¿Sabrá el mundo que el
mejor jugador de la historia del fútbol no es, como todos creen,
Diego Armando Maradona?. El mito viviente, en cuestión, es oriundo
de Rosario. Una ciudad con alma de pueblo, y con alma de fútbol. La
suficiente alma de fútbol para engendrar a Messi, Di María o Bielsa, y
también al crack que hoy me convoca a estas líneas.
Me invita a pasar y
se va a poner la pava mientras arrastra las pantuflas porque tiene
operada la cadera. Paso a una casa sin lujo, que bien podría ser la
de mis abuelos. Nos sentamos en una mesa con un mantel floreado de
nylon y empezamos a charlar de fútbol. No pronuncia una sola ese, y
me habla como si fuésemos amigos de toda la vida. Empiezo a
preguntar agresivo, le tiro al bulto, pero me gambetea como, dicen,
hacía en el potrero. Se hace el desentendido y empieza a desmentir
una tras otra todas las fábulas que en el pueblo circulan sobre él.
Las que no puede desmentir las rebaja con soda.
Tomás Felipe
Carlovich, “El Trinche”, como lo apodaron de purrete y como es
conocido por todos en todas partes me mira con unos ojos pardos,
irritados, cansados, de profundas ojeras. Es de no creer que este
tipo, él solo, humilló a toda la Selección Argentina el miércoles
17 de Abril de 1974. Ese día, dicen, el mismísimo entrenador
nacional pidió por favor que lo saquen, porque los estaba
humillando. El mismo que ahora, igual que si estuviera charlando con
cualquiera de mis tíos, me ceba el cuarto mate mientras sigue la
conversación.
Me cuenta que en
donde le tocó jugar siempre jugó igual, y que no llegó simplemente
porque no se le dió. Pero por cómo me lo cuenta, y por lo que
escuché y leí antes, empiezo a atar cabos y llego a la conclusión
de que nunca quiso jugar profesionalmente. Sólo quería jugar a la
pelota, vivir cerca de su familia de sus amigos de la infancia, esos
que ahora lo invitan a los asados. Por eso cada tanto desaparecía
del club, se iba a la isla de enfrente a pescar y volvía para seguir
jugando al fútbol. Se lo llevaron a jugar a Mendoza, pero volvió a
la semana porque extrañaba a los suyos. Tampoco entrenaba, porque no
le gustaba. Pero cuando había que jugar, era un mito. Llegó a jugar
en Rosario Central, pero se hizo leyenda en Central Córdoba, su
casa, el equivalente rosarino a Cambaceres en La Plata.
Cuentan que de
golpe la cancha de Central Córdoba siempre estaba llena, pero no
para ver jugar al equipo; para verlo jugar a él. Alto más bien
ancho, bigotón y melenudo. Sin duda un futbolista de otra época. A
partir de allí nacen las historias, las fábulas. Dicen que a sus
marcadores les hacía un caño, y cuando pasaban de largo les tiraba
otro caño, para el otro lado. También que algunos defensores no
querían marcarlo para que no los humille.
Grandes de nuestro
fútbol lo reconocen; Menotti, Pékerman, Wolff y el mismísimo
Diego. Pero él nunca fue hecho para las grandes luces de la fama.

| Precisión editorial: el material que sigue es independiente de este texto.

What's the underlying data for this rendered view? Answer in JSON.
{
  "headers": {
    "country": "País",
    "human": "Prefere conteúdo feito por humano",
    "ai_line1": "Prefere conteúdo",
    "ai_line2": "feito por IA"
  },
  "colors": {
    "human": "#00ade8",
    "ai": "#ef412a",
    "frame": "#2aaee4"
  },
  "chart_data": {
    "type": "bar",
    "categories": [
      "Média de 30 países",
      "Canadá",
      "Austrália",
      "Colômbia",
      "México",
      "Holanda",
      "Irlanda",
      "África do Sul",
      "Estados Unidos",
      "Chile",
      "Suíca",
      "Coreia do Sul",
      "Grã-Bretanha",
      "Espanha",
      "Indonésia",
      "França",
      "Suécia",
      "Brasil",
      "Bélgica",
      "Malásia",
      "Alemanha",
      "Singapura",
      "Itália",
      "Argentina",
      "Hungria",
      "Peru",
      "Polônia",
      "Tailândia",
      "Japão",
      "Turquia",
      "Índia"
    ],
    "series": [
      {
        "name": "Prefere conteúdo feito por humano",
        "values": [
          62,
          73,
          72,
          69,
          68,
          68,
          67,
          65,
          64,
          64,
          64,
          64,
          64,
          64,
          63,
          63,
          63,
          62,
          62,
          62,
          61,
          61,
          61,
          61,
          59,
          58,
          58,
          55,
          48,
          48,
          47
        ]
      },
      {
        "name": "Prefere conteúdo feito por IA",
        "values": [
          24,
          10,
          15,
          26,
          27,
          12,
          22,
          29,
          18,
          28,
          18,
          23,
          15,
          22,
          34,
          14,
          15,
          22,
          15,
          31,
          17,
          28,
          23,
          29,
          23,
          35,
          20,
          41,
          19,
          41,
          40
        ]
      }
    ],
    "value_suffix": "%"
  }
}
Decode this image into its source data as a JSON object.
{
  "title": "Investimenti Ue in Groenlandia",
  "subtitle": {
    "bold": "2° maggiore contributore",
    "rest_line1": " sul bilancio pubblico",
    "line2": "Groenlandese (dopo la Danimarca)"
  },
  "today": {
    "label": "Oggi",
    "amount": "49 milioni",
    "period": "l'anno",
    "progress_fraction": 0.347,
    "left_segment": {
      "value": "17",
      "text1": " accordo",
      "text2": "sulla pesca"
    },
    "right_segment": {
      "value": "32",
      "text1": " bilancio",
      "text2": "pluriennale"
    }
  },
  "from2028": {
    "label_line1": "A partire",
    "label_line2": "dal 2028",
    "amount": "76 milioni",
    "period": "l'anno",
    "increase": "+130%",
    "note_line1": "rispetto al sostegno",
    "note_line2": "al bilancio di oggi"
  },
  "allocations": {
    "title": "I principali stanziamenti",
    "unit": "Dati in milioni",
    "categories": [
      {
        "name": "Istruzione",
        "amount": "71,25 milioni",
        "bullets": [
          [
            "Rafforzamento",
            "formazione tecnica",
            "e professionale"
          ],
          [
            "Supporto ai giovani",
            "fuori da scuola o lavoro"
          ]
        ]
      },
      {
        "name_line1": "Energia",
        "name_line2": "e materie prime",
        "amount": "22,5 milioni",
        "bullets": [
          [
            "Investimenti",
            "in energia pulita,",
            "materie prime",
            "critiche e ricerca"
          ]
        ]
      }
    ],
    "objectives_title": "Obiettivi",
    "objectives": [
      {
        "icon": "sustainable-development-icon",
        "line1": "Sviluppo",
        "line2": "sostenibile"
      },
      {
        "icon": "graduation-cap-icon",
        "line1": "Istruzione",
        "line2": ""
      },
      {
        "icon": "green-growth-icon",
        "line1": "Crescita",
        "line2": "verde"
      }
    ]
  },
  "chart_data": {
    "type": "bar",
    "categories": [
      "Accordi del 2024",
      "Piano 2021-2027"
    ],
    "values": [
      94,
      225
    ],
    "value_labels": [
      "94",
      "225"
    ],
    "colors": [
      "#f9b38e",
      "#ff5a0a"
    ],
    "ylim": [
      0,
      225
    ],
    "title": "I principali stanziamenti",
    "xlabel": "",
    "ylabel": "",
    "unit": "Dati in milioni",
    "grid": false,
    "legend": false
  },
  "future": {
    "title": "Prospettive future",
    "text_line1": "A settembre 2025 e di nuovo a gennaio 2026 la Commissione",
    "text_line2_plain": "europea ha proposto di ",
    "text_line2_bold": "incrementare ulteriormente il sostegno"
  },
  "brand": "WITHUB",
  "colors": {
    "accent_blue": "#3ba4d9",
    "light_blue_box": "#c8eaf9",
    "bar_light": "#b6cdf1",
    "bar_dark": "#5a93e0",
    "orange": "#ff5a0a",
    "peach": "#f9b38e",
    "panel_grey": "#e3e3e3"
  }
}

Quizás se arrepiente un poco, se pone nostálgico. Eso denota su
cara ya entrada en años, arrugada, aún melenuda pero sin bigote y
con canas. Ya no hay agua y los mates se lavaron y yo me quedo en
silencio, observando al mito que todos dicen fue, pero ningún video
puede comprobar. Quizá por eso es tan querido en Rosario, y tan
llamativo para mí, por el morbo de creer o reventar, de no poder
corroborar fehacientemente todo lo que sobre el recae.
Lo miro y está
quieto, pensativo. Con las manos juntas, jugando con los ásperos y
arrugados pulgares. Mira con dirección pero a ninguna parte, quizás
añorando esos tiempos donde treinta mil personas se juntaban sólo
“porque esta noche, esta noche juega “El Trinche”.